Sono appena tornato da una missione straordinaria in Turchia con altri colleghi del Partito socialista europeo, per portare la nostra solidarietà a Selahattin Demirtas, leader del partito curdo di opposizione HDP, e agli altri deputati messi in cella da Erdogan lo scorso 4 novembre. Siamo arrivati fino al carcere in cui è stato portato, a Edirne, al confine con la Bulgaria, quindi a centinaia di chilometri dalla sua famiglia e in una zona sperduta.
Come avevamo previsto, io e i colleghi del PSE non abbiamo ottenuto l’autorizzazione per visitarlo. Inoltre, le forze di sicurezza turche ci hanno ripetutamente intimato di non parlare con la stampa, il che ovviamente non ci ha fermati dal dichiarare ai vari media presenti la nostra ferma condanna al recente operato di Erdogan. Essere presenti sul posto ci ha permesso di mostrare anche ai leader del partito HDP e ai deputati detenuti che non sono dimenticati, anzi, l’Europa guarda a quanto sta accadendo in Turchia con estrema attenzione e preoccupazione.
Durante il breve soggiorno, siamo riusciti anche a visitare la redazione del quotidiano Cumhuriyet, il cui direttore è stato arrestato a fine ottobre, dopo che l’ex direttore era stato condannato a oltre 5 anni di carcere per aver condotto inchieste su un presunto traffico di armi tra componenti del governo turco e l’ISIS. Per finire, abbiamo avuto un colloquio privato con alcuni membri del CHP, il maggiore partito di opposizione.
Le impressioni raccolte in questo breve viaggio sono state molto forti, abbiamo toccato con mano gli effetti della stretta di Erdogan sugli oppositori veri e presunti dopo il golpe del 15 luglio scorso e, soprattutto, abbiamo ascoltato la forte richiesta di questi ultimi all’Europa di non abbandonarli, di non tagliare i ponti con Ankara, per evitare di lasciare mano libera al governo turco sull’abuso dei diritti umani e delle libertà fondamentali.

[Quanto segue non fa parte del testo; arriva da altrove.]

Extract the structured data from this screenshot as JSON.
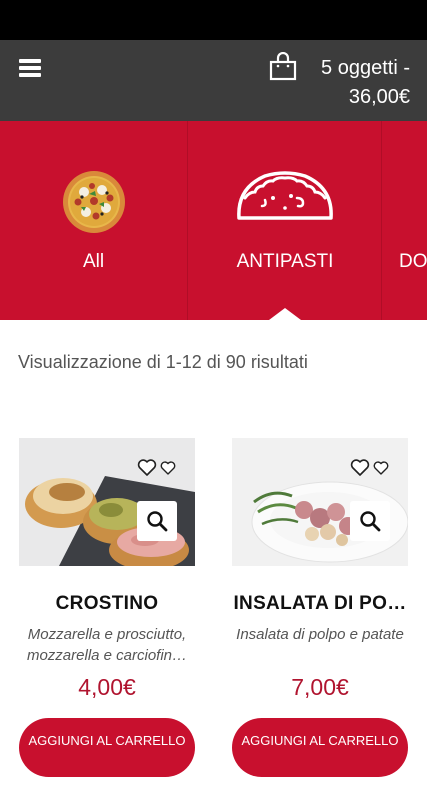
{
  "header": {
    "cart_line1": "5 oggetti -",
    "cart_line2": "36,00€",
    "colors": {
      "bar": "#3c3c3c",
      "icon": "#ffffff"
    },
    "icons": [
      "menu-icon",
      "shopping-bag-icon"
    ]
  },
  "categories": [
    {
      "label": "All",
      "icon": "pizza-icon",
      "active": false
    },
    {
      "label": "ANTIPASTI",
      "icon": "empanada-icon",
      "active": true
    },
    {
      "label": "DO",
      "icon": "",
      "active": false
    }
  ],
  "results": {
    "text": "Visualizzazione di 1-12 di 90 risultati"
  },
  "products": [
    {
      "title": "CROSTINO",
      "description": "Mozzarella e prosciutto, mozzarella e carciofin…",
      "price": "4,00€",
      "button": "AGGIUNGI AL CARRELLO"
    },
    {
      "title": "INSALATA DI PO…",
      "description": "Insalata di polpo e patate",
      "price": "7,00€",
      "button": "AGGIUNGI AL CARRELLO"
    }
  ],
  "theme": {
    "brand_red": "#c8102e",
    "price_red": "#b0142f"
  }
}
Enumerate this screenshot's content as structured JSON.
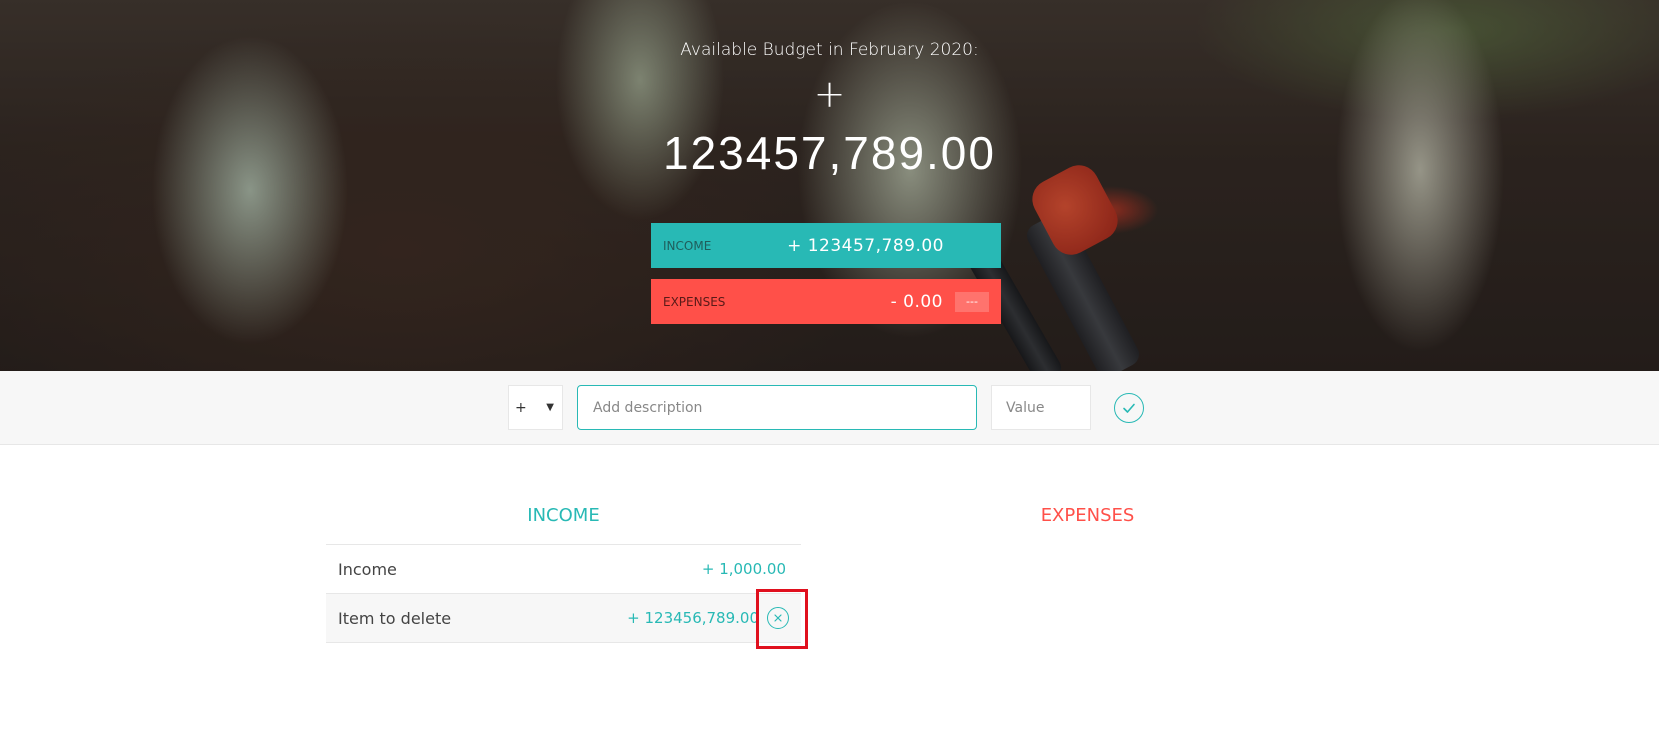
{
  "budget": {
    "title": "Available Budget in February 2020:",
    "sign": "+",
    "value": "123457,789.00"
  },
  "summary": {
    "income": {
      "label": "INCOME",
      "value": "+ 123457,789.00"
    },
    "expenses": {
      "label": "EXPENSES",
      "value": "- 0.00",
      "percentage": "---"
    }
  },
  "add_bar": {
    "type_value": "+",
    "type_arrow": "▼",
    "description_placeholder": "Add description",
    "value_placeholder": "Value"
  },
  "income_list": {
    "title": "INCOME",
    "items": [
      {
        "description": "Income",
        "value": "+ 1,000.00"
      },
      {
        "description": "Item to delete",
        "value": "+ 123456,789.00"
      }
    ]
  },
  "expenses_list": {
    "title": "EXPENSES",
    "items": []
  },
  "colors": {
    "income": "#28b9b5",
    "expenses": "#ff5049",
    "highlight": "#e0101e"
  },
  "icons": {
    "add": "checkmark-circle-icon",
    "delete": "close-circle-icon"
  }
}
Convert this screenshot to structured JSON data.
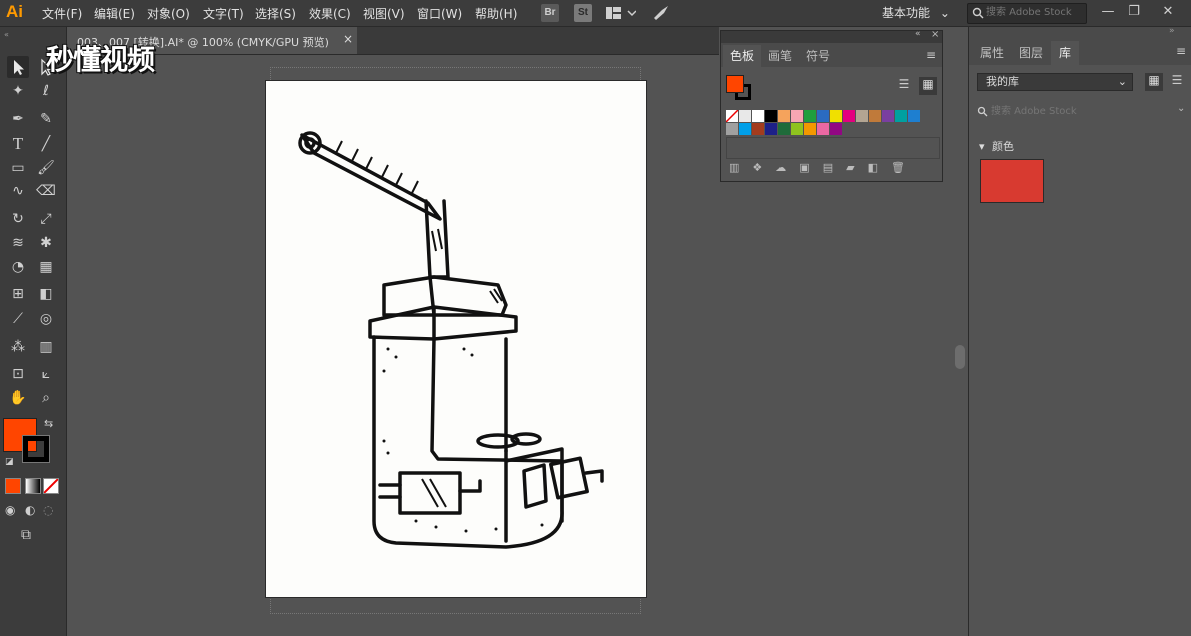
{
  "app": {
    "logo": "Ai"
  },
  "menu": [
    "文件(F)",
    "编辑(E)",
    "对象(O)",
    "文字(T)",
    "选择(S)",
    "效果(C)",
    "视图(V)",
    "窗口(W)",
    "帮助(H)"
  ],
  "app_icons": {
    "bridge": "Br",
    "stock": "St"
  },
  "workspace": {
    "label": "基本功能"
  },
  "search": {
    "placeholder": "搜索 Adobe Stock"
  },
  "window_controls": {
    "minimize": "—",
    "restore": "❐",
    "close": "✕"
  },
  "document_tab": {
    "label": "003、007 [转换].AI* @ 100% (CMYK/GPU 预览)",
    "close": "×"
  },
  "watermark": {
    "text": "秒懂视频"
  },
  "swatches_panel": {
    "tabs": [
      "色板",
      "画笔",
      "符号"
    ],
    "row1": [
      "none",
      "#e8e8e8",
      "#ffffff",
      "#000000",
      "#f5a35c",
      "#f7a6b3",
      "#1f9e3e",
      "#2b6bc1",
      "#f0e000",
      "#e4007f",
      "#b3a592",
      "#c07a3a",
      "#7a3fa0",
      "#00a0a0",
      "#1e7fd0"
    ],
    "row2": [
      "#a0a0a0",
      "#009fe8",
      "#a33c1e",
      "#1d2088",
      "#1f6b3a",
      "#8fc31f",
      "#f39800",
      "#ea68a2",
      "#920783"
    ]
  },
  "fill_color": "#ff4500",
  "right_dock": {
    "tabs": [
      "属性",
      "图层",
      "库"
    ],
    "library_name": "我的库",
    "search_placeholder": "搜索 Adobe Stock",
    "section_label": "颜色",
    "library_color": "#d83a30"
  },
  "artwork": {
    "icon": "tea-urn-illustration"
  }
}
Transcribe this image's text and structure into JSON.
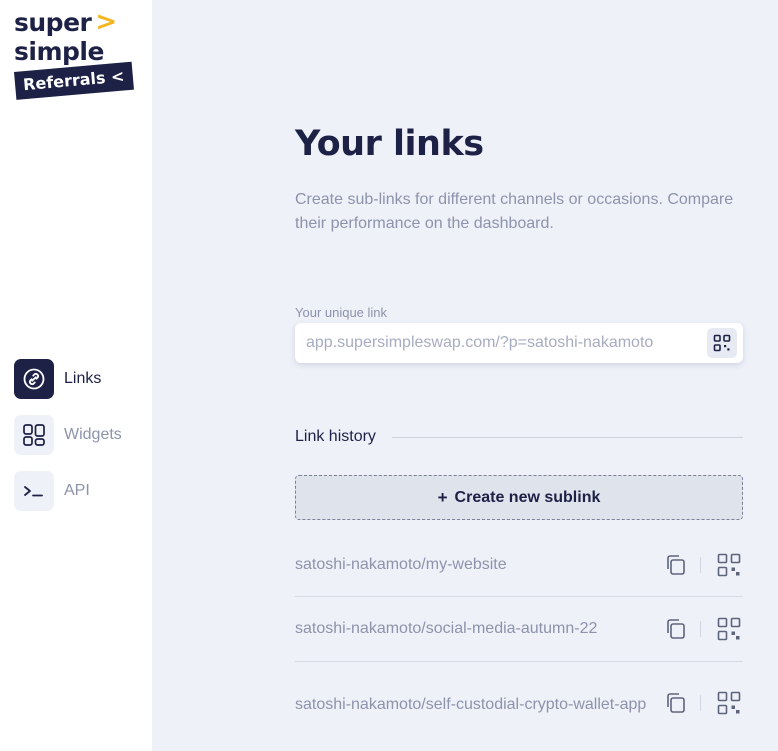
{
  "brand": {
    "line1": "super",
    "line2": "simple",
    "chevron": ">",
    "tag": "Referrals <",
    "colors": {
      "navy": "#1d2145",
      "accent": "#f3b61f"
    }
  },
  "sidebar": {
    "items": [
      {
        "label": "Links",
        "icon": "link-icon",
        "active": true
      },
      {
        "label": "Widgets",
        "icon": "widgets-icon",
        "active": false
      },
      {
        "label": "API",
        "icon": "terminal-icon",
        "active": false
      }
    ]
  },
  "main": {
    "title": "Your links",
    "subtitle": "Create sub-links for different channels or occasions. Compare their performance on the dashboard.",
    "unique_link": {
      "label": "Your unique link",
      "value": "app.supersimpleswap.com/?p=satoshi-nakamoto",
      "icon": "qr-code-icon"
    },
    "history": {
      "title": "Link history",
      "create_label": "Create new sublink",
      "create_plus": "+",
      "rows": [
        {
          "name": "satoshi-nakamoto/my-website"
        },
        {
          "name": "satoshi-nakamoto/social-media-autumn-22"
        },
        {
          "name": "satoshi-nakamoto/self-custodial-crypto-wallet-app"
        }
      ]
    }
  }
}
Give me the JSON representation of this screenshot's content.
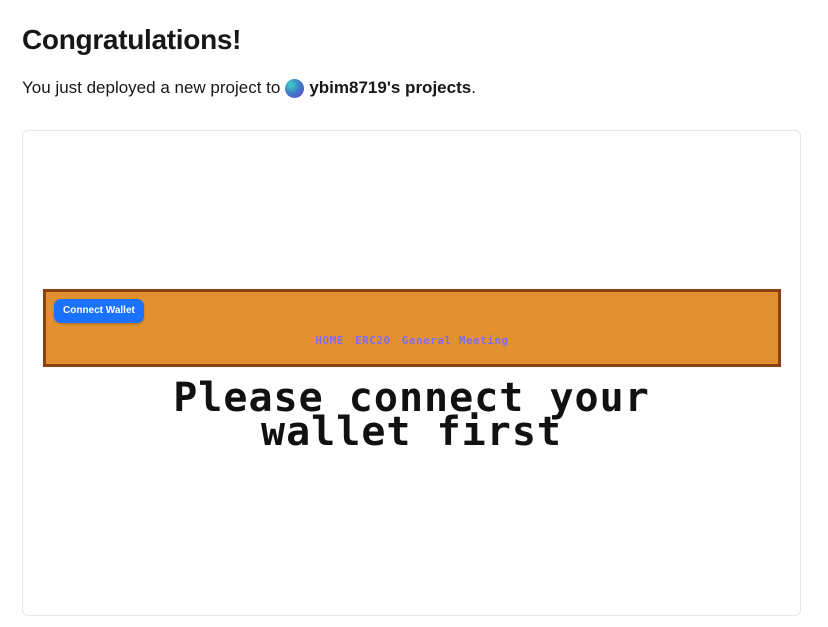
{
  "heading": "Congratulations!",
  "subtitle": {
    "prefix": "You just deployed a new project to",
    "team": "ybim8719's projects",
    "suffix": "."
  },
  "preview": {
    "connect_button": "Connect Wallet",
    "nav": {
      "home": "HOME",
      "erc20": "ERC20",
      "general_meeting": "General Meeting"
    },
    "message_line1": "Please connect your",
    "message_line2": "wallet first"
  },
  "colors": {
    "header_bg": "#e29130",
    "header_border": "#8a4010",
    "button": "#1a72ff",
    "nav_link": "#7e6cf2"
  }
}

Mentre scrivo queste righe, il Parlamento europeo sta discutendo della possibilità di “congelare” temporaneamente il negoziato per l’accesso della Turchia all’Unione europea. Un segnale chiaro del fatto che l’Europa, pur non chiudendo del tutto la porta, non può più restare a guardare mentre un governo ad essa geograficamente vicino mette in carcere i membri del suo stesso Parlamento, decine di giornalisti, oppositori politici, giudici, sindaci, per non parlare del conflitto armato nel Sud-Est curdo, fatto di cui ci occupiamo troppo poco.
La Turchia non può ricattarci ad libitum con la minaccia di riversare migliaia di migranti sulle nostre coste. Vi sono dei limiti da non superare, e sono stati ampiamente superati. Ma associare le azioni di Erdogan al destino politico di un intero popolo sarebbe sbagliato: per questo dobbiamo continuare a mostrare la nostra vicinanza a chi si oppone a quello che possiamo ormai chiamare a tutti gli effetti un regime.